Vamos combinar que a gente tende a pensar que os problemas do sistema prisional - superpopulação, condições insalubres e violação de direitos humanos, só pra ficar em alguns exemplos -, são exclusividade do Brasil. Mas basta assistir a um documentário impactante como Alabama: Presos do Sistema (The Alabama Solution), que está disponível na HBO Max, para percebermos que isso também ocorre em países como os Estados Unidos. Aliás, se o sistema judiciário da terra do Tio Sam já costuma ser pra lá de questionável em qualquer circunstância, tudo tende a ser muito pior quando se tem um presidente que navega na antessala do fascismo - e teríamos de ser muito ingênuos pra acreditar que uma coisa não influencia a outra. Enfim, a obra dos cineastas Andrew Jarecki e Charlotte Kaufman, e que foi uma das indicadas ao Oscar em sua categoria, é revoltante em muitas medidas.

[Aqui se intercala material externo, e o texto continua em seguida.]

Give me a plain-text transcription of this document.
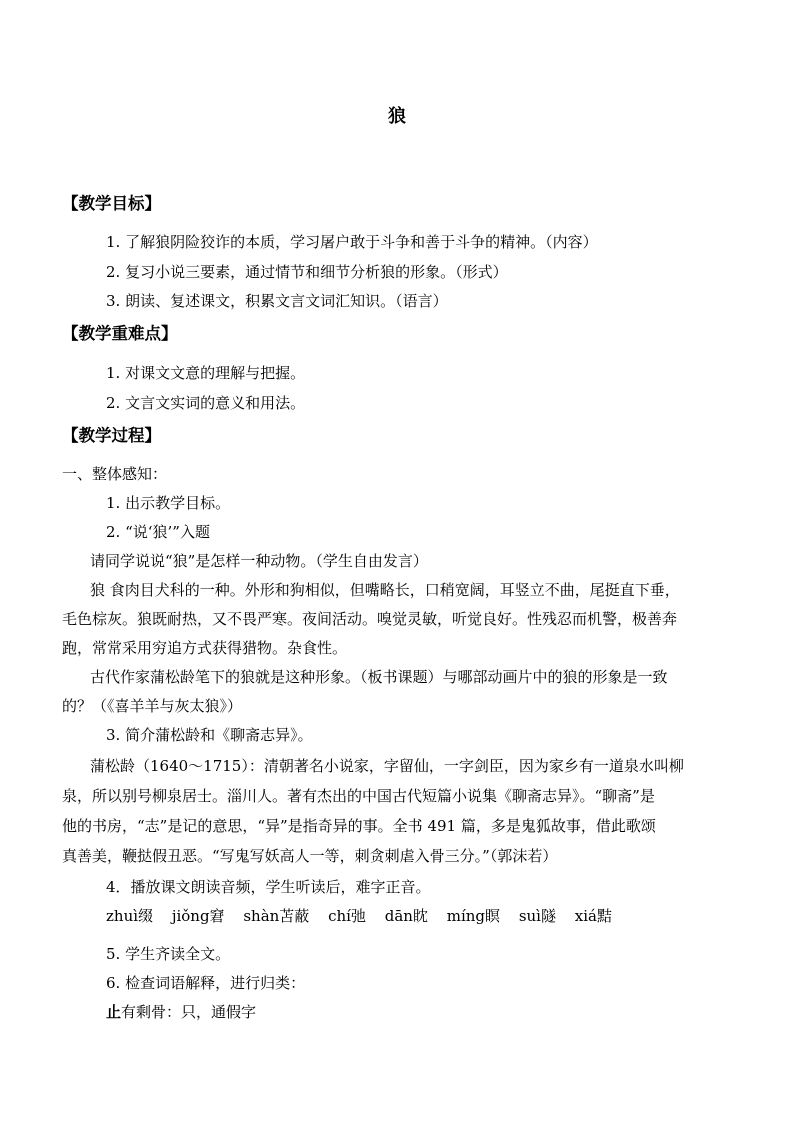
狼
【教学目标】
1. 了解狼阴险狡诈的本质，学习屠户敢于斗争和善于斗争的精神。（内容）
2. 复习小说三要素，通过情节和细节分析狼的形象。（形式）
3. 朗读、复述课文，积累文言文词汇知识。（语言）
【教学重难点】
1. 对课文文意的理解与把握。
2. 文言文实词的意义和用法。
【教学过程】
一、整体感知：
1. 出示教学目标。
2. “说‘狼’”入题
请同学说说“狼”是怎样一种动物。（学生自由发言）
狼 食肉目犬科的一种。外形和狗相似，但嘴略长，口稍宽阔，耳竖立不曲，尾挺直下垂，
毛色棕灰。狼既耐热，又不畏严寒。夜间活动。嗅觉灵敏，听觉良好。性残忍而机警，极善奔
跑，常常采用穷追方式获得猎物。杂食性。
古代作家蒲松龄笔下的狼就是这种形象。（板书课题）与哪部动画片中的狼的形象是一致
的？（《喜羊羊与灰太狼》）
3. 简介蒲松龄和《聊斋志异》。
蒲松龄（1640～1715）：清朝著名小说家，字留仙，一字剑臣，因为家乡有一道泉水叫柳
泉，所以别号柳泉居士。淄川人。著有杰出的中国古代短篇小说集《聊斋志异》。“聊斋”是
他的书房，“志”是记的意思，“异”是指奇异的事。全书 491 篇，多是鬼狐故事，借此歌颂
真善美，鞭挞假丑恶。“写鬼写妖高人一等，刺贪刺虐入骨三分。”（郭沫若）
4．播放课文朗读音频，学生听读后，难字正音。
zhuì缀 jiǒng窘 shàn苫蔽 chí弛 dān眈 míng瞑 suì隧 xiá黠
5. 学生齐读全文。
6. 检查词语解释，进行归类：
止有剩骨：只，通假字
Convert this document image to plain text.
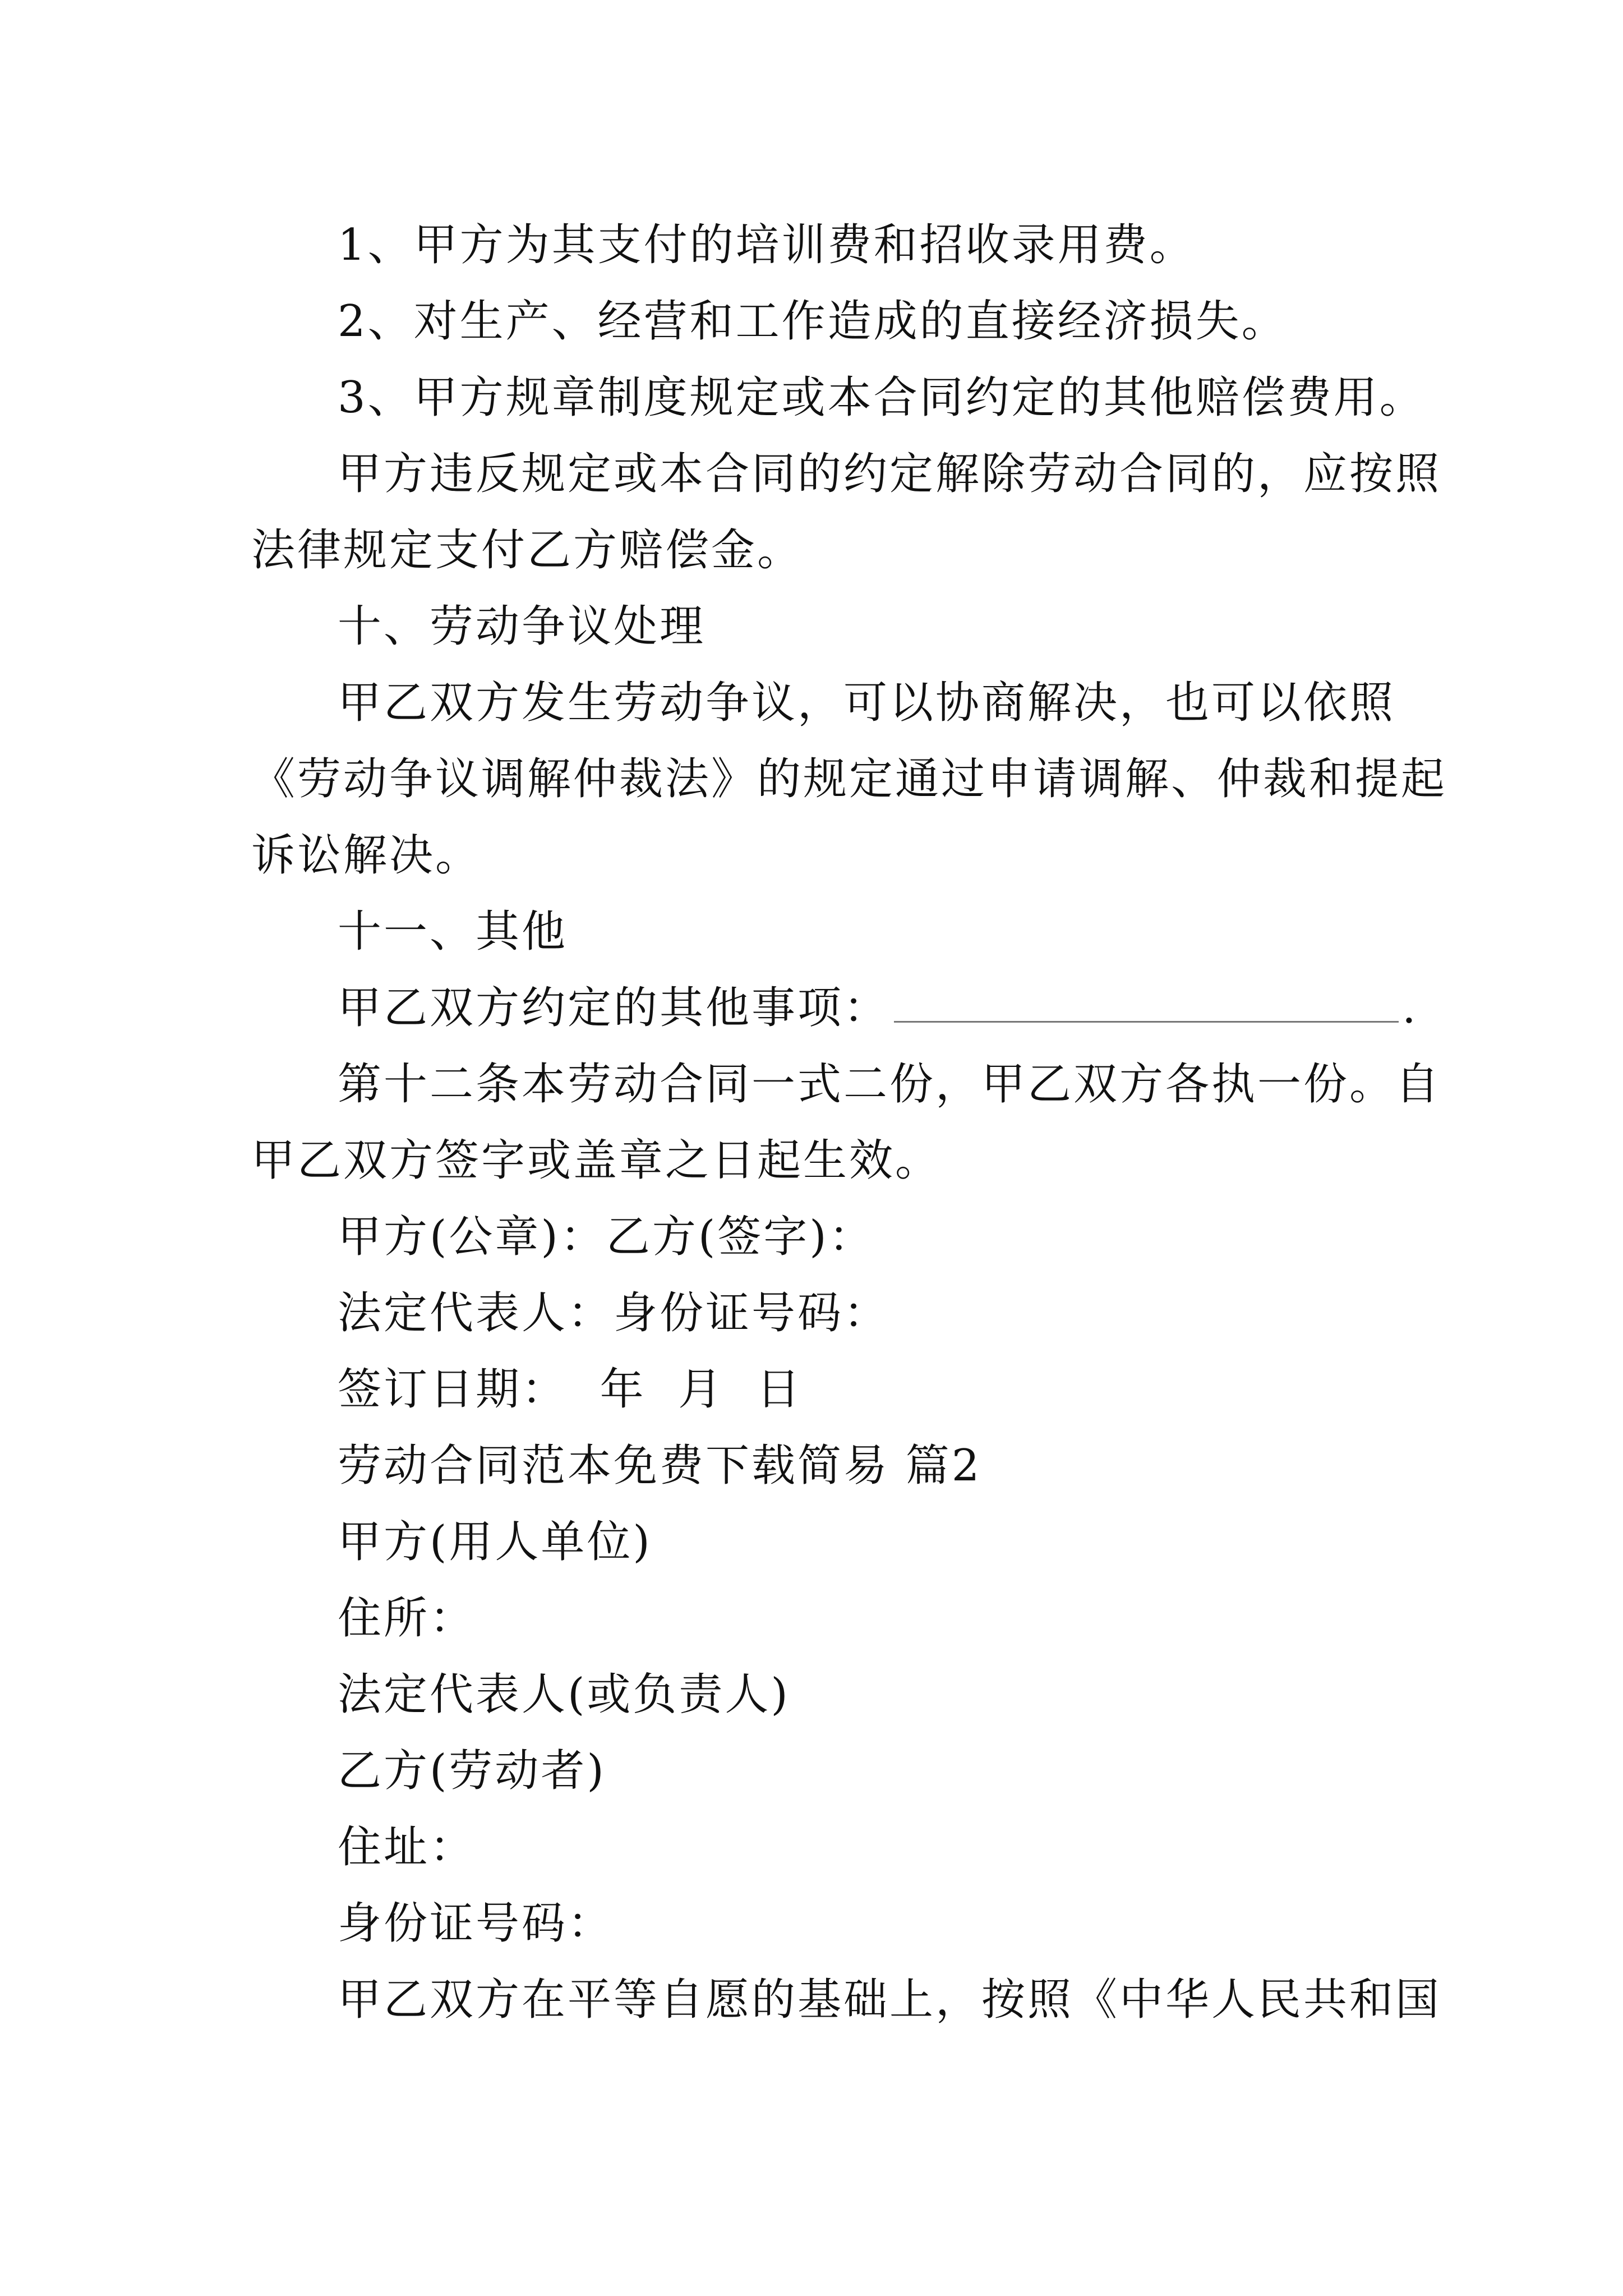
1、甲方为其支付的培训费和招收录用费。
2、对生产、经营和工作造成的直接经济损失。
3、甲方规章制度规定或本合同约定的其他赔偿费用。
甲方违反规定或本合同的约定解除劳动合同的，应按照
法律规定支付乙方赔偿金。
十、劳动争议处理
甲乙双方发生劳动争议，可以协商解决，也可以依照
《劳动争议调解仲裁法》的规定通过申请调解、仲裁和提起
诉讼解决。
十一、其他
甲乙双方约定的其他事项：	.
第十二条本劳动合同一式二份，甲乙双方各执一份。自
甲乙双方签字或盖章之日起生效。
甲方(公章)：乙方(签字)：
法定代表人：身份证号码：
签订日期：  年  月  日
劳动合同范本免费下载简易 篇2
甲方(用人单位)
住所：
法定代表人(或负责人)
乙方(劳动者)
住址：
身份证号码：
甲乙双方在平等自愿的基础上，按照《中华人民共和国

Por que, vamos ser honestos, como é possível pensar em ressocialização de encarcerados se os presos permanecem em celas lotadas - com o dobro da capacidade ocupada -, sem qualquer tipo de higiene mínima que seja (com ratos, baratas e outros bichos espalhados), convivendo ainda com mofo, umidade, calor e outras condições precárias? Isso sem falar na falta de atendimento de saúde ou mesmo de agentes capacitados para a gestão das prisões. E que não desejem simplesmente assassinar presos por motivos fúteis, como no absurdo caso da morte de Steven Davis, que foi espancado até vir a óbito - e uma boa parte da trama é centrada nesse caso (que é só mais um entre tantos, em que a violência estatal surge como alternativa de contenção). E tudo que a mãe de Davis, Sandy, tem, é uma foto do filho desfigurado e muita vontade de obter algum tipo de justiça.
Em linhas gerais, o que o filme nos sugere é que há um problema meio generalizado no sistema carcerário estadunidense, que parece ser ainda mais grave no Sul dos Estados Unidos, onde costuma residir aquele tipo de cidadão de bem médio, o redneck de arma em punho que acredita que "bandido bom é bandido morto". Aliás, não é difícil imaginar essa parcela da população, sempre com a Bíblia a tiracolo, absolutamente indignada por esse desejo de dignidade, mínima que seja, para quem desviou da rota e veio a cometer algo ilícito. O punitivismo, aqui e ali, também aparece no cerne da narrativa - especialmente quando um grupo de presos começa a estudar e a ganhar força de forma coletiva, com o surgimento de movimentos como o Alabama Livre, que lutava por melhores condições nos presídios, além de remuneração de presos por trabalho prisional, possibilidade de revisão de sentenças, especialmente as mais longas, e diminuição sistemática da violência.
Claro que, em uma situação como a vista no documentário, é fácil saber qual a ponta mais fraca da equação - tanto que a ideia para a obra surge quando a dupla de diretores vai a um dos presídios para filmar um evento supostamente festivo e passa a achar estranho o comportamento taciturno dos presos que, por medo de retaliações, fazem revelações escabrosas sobre abusos e falhas do sistema. E nada do que vemos no filme seria possível se não fossem os celulares contrabandeados, que circulam nas celas, permitindo àqueles homens apresentarem o seu lado de uma narrativa que, quase sempre, só ouve a outra parte. Dando destaque a outros presos que também integraram o movimento Alabama Livre, que resultou em greves e paralisações que chamaram a atenção da opinião pública no País, como Robert Council e Melvin Ray, a produção ainda evidencia outras complexidades de um sistema corroído, com dificuldades para acessar advogados, para julgamentos mais justos ou mesmo para a liberdade de pensamento. "Vá para a Igreja ou o diabo te pega" aponta uma placa nada singela nas ruas floridas e meio insólitas do Alabama. Só que o inferno aqui, vem com derramamento de sangue, torturas psicológicas e dificuldade de manter a sanidade. É quase intragável.